Hawkish Tone in Fed Minutes
Citing plenty of positive drivers in the market, including a healing labor market, a bullish inflation outlook, strong retail, consumer sentiment and housing data, the Fed minutes brought back the sooner-than-expected rate hike talks on the table.
The yield on the 10-year U.S. Treasury note jumped 11 bps to 1.87% on May 18, while the yield on the 2-year U.S. Treasury note rose 8 bps to 0.90%. This steepening of the yield curve was a tailwind for banking stocks, as these improve banks' net interest margins. This is because the interest rates on deposits are usually tied to short-term rates, while loans are often tied to long-term rates.
Revival in Oil Prices
U.S. banks have significant exposure to the long-beleaguered energy sector, where chances of credit default are higher. In February, the S&P cut its outlook on several regional banks with substantial energy sector exposure, citing a likely increase in non-performing assets.
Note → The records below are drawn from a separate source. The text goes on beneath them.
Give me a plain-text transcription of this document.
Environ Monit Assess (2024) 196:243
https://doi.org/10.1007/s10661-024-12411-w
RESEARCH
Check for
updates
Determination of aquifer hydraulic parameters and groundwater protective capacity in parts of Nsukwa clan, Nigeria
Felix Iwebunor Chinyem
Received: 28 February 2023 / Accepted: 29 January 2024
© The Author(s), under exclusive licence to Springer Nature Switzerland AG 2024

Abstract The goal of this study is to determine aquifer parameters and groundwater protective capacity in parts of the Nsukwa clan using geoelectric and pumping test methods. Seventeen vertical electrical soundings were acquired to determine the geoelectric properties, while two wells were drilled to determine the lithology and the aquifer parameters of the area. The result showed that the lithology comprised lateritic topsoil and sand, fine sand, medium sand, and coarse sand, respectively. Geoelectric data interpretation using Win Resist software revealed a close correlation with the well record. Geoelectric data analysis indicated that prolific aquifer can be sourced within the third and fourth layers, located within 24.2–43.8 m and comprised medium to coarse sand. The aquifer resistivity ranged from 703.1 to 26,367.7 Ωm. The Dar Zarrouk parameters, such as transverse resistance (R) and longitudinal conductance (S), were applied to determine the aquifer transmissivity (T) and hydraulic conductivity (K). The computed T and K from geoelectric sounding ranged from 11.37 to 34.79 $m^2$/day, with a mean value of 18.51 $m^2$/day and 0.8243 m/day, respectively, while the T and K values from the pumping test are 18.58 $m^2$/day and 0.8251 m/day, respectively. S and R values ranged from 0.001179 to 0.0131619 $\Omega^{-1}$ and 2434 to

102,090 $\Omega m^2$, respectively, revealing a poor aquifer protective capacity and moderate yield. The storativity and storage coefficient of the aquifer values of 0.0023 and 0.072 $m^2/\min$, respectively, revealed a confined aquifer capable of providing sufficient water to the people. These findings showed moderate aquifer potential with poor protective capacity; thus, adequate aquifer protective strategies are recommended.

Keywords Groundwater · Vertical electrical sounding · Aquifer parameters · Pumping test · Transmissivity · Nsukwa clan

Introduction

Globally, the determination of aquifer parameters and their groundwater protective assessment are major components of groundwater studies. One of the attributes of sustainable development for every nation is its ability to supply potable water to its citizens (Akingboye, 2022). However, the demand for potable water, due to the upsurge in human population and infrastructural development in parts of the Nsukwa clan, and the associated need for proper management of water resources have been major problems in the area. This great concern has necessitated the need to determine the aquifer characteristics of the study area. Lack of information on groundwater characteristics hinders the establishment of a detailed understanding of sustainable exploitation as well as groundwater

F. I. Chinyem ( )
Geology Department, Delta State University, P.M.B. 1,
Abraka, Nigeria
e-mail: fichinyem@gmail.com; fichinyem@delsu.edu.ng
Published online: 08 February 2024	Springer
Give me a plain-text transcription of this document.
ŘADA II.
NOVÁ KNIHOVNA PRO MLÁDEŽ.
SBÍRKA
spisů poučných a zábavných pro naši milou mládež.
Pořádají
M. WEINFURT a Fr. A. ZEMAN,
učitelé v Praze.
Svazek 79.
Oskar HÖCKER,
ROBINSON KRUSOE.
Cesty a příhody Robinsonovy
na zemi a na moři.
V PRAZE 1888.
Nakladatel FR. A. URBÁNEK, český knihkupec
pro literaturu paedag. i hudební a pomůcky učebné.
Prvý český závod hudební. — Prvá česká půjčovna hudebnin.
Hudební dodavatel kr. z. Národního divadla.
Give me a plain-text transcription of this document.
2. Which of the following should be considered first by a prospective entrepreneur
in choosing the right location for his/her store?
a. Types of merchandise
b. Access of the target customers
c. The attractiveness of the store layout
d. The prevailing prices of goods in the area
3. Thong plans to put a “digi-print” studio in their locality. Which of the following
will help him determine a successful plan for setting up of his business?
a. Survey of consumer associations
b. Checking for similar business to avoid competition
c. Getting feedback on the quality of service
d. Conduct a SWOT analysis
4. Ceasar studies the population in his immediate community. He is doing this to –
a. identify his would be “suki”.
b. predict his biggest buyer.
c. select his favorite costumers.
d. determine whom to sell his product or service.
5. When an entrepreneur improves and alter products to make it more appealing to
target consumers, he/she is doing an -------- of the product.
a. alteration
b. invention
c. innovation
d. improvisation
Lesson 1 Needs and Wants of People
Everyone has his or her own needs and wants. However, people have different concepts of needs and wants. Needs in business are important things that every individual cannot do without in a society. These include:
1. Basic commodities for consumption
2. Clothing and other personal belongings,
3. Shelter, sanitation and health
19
Among the biggies, Wells Fargo (NYSE:WFC) reported around $42 billion oil and gas credit in February. The situation was the same for JPMorgan (NYSE:JPM), whose energy loan accounts for 57% of the investment-grade paper. JPMorgan's $44 billion energy sector exposure was a cause for concern given the below-$30-oil-per-barrel mark a few months back.
However, those days of crisis seem to have passed, with oil prices showing an impressive rally lately and hovering around a seven-month high on falling supplies and the possibility of rising demand. Political imbalance in countries like Nigeria and Venezuela and expected moderation in the shale boom should put a brake in the supply glut. This increased hopes for a revival in the energy sector, which, in turn, is likely to benefit the banking sector too.
JPMorgan Ups Dividend
This leading financial firm announced a dividend hike on May 17, 2016, after the market closed. The company declared a quarterly cash dividend of $0.48 per share, representing a more than 9% rise over the prior payout. Per analysts, the strength in its consumer businesses helped the bank to opt for this. JPM shares jumped about 3.9% in the key trading session of May 18, benefitting the ETFs that invest heavily in the company.
Notably, JPMorgan's first-quarter 2016 earnings of $1.35 per share beat the Zacks Consensus Estimate of $1.26. Net revenue of $24.1 billion was also ahead of the Zacks Consensus Estimate of $23.9 billion. Needless to mention, this announcement uplifted the big banks' financial image.
All these showered ample gains in banking stocks on May 18. Below, we highlight a few (see all Financial ETFs here):
- SPDR S&P Regional Banking ETF (NYSEARCA:KRE) - Up 4.24%
- SPDR S&P Bank ETF (NYSEARCA:KBE) - Up 4.15%
- PowerShares KBW Regional Banking Portfolio ETF (NYSEARCA:KBWR) - Up 4.14%
- First Trust Nasdaq ABA Community Bank ETF (NASDAQ:QABA) - Up 3.87%
- PowerShares KBW Bank Portfolio ETF (NYSEARCA:KBWB) - Up 3.76%
- iShares U.S. Regional Banks ETF (NYSEARCA:IAT) - Up 3.73%
Apart from banking sector ETFs, other financial ETFs also shined on May 18. Among the lot, the iShares U.S. Broker-Dealers ETF (NYSEARCA:IAI), up 3.11%,deserves a special mention. Notably, this ETF is also a beneficiary of the rising rate environment.
Since all the drivers are likely to remain in place for some time, the road ahead for banking ETFs should not be edgy. Even if the Fed does not act in June, it should act by September. Moreover, after two years of struggle, tension in the oil patch is likely to take a breather, as supply-demand dynamics look favorable for the near term. However, if bond yields decline on risk-off trade sentiments emanated from global growth issues, financial ETFs might come under pressure.